Ну, во-первых, потому, что и у Булата Окуджавы, и у Александра Городницкого, и, скажем, у Новеллы Матвеевой всё сразу было всерьез. У Володи же – всё в шутку, всё на хохме: и ухарство, и бравада, и якобы устрашающая поза («Я в деле и со мною нож, и в этот миг меня не трожь, а после я всегда иду в кабак».) Всё это было несерьезно, всё это игра и бесшабашность повесы. Тут «блатная» тематика – материал, пожалуй, самый благодатный.

Во-вторых. Я уже говорил о том, чтó мы пели до появления Володиных песен, и написанные им теперь стали своеобразным продолжением тех, предыдущих.

Почему мы пели такие песни, а не другие? Да потому что они были тем запретным плодом, который всегда сладок.

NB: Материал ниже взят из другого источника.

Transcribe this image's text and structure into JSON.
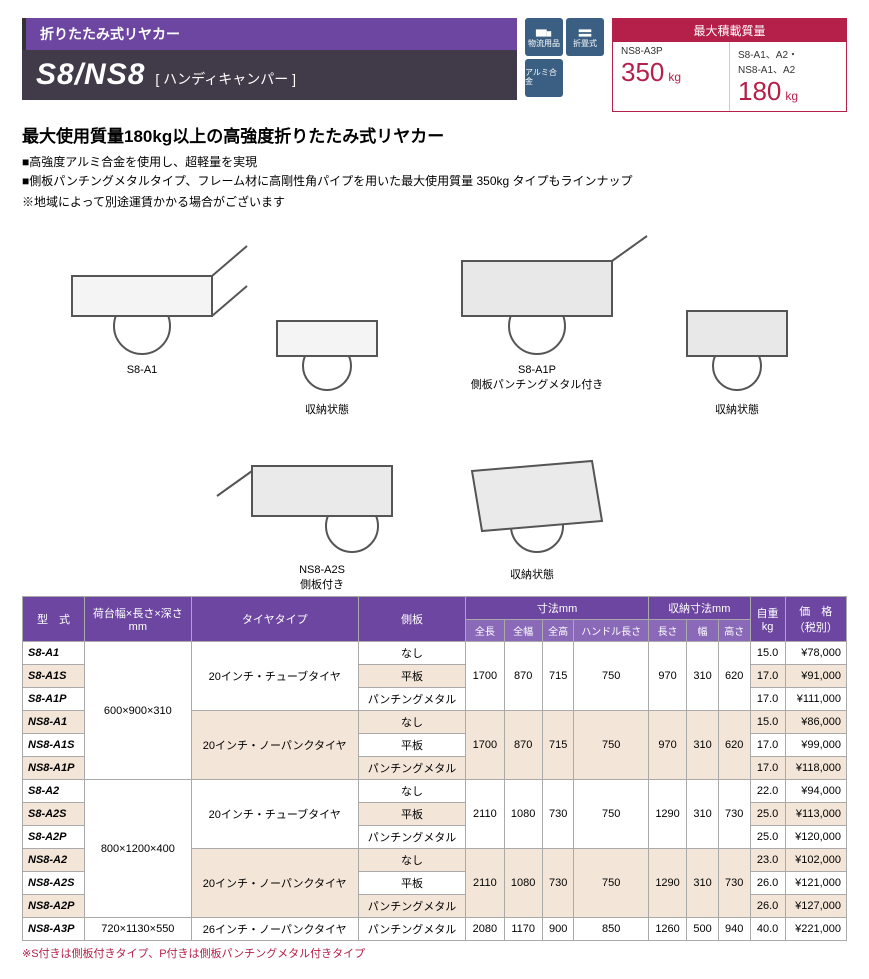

И еще – в них не было тех муляжных героев с их занудным бодрячеством и штампованными переживаниями, которыми кишмя кишели песни эстрады и эфира и уже одним этим отталкивали от себя.

Отчего же, увлекаясь Вертинским, не двигался Володя, условно говоря, в его русле? Да потому что Володино остроумие и эпатаж были несовместимы с образной и стилевой системой печального Пьеро.

Ну и в-третьих. Какой жизненный опыт был у двадцатитрехлетнего актера, бывшего дворового пацана, чтобы подсказать ему более «благородную» тематику? Что видел он в жизни? Говоря словами Бабеля, «пару пустяков»: школу и вуз.

И конечно, не следует забывать, что Володя был актер. Игра была для него так же естественна, как дыхание. И вот одной из ипостасей этой игры, безотчетной и не осознанной до поры, стал городской фольклор. К настоящим блатным песням сочиненное им не имеет никакого отношения хотя бы потому, что это хорошая литература, созданная явно интеллигентным молодым человеком, а не прошедшим зоны и лагеря.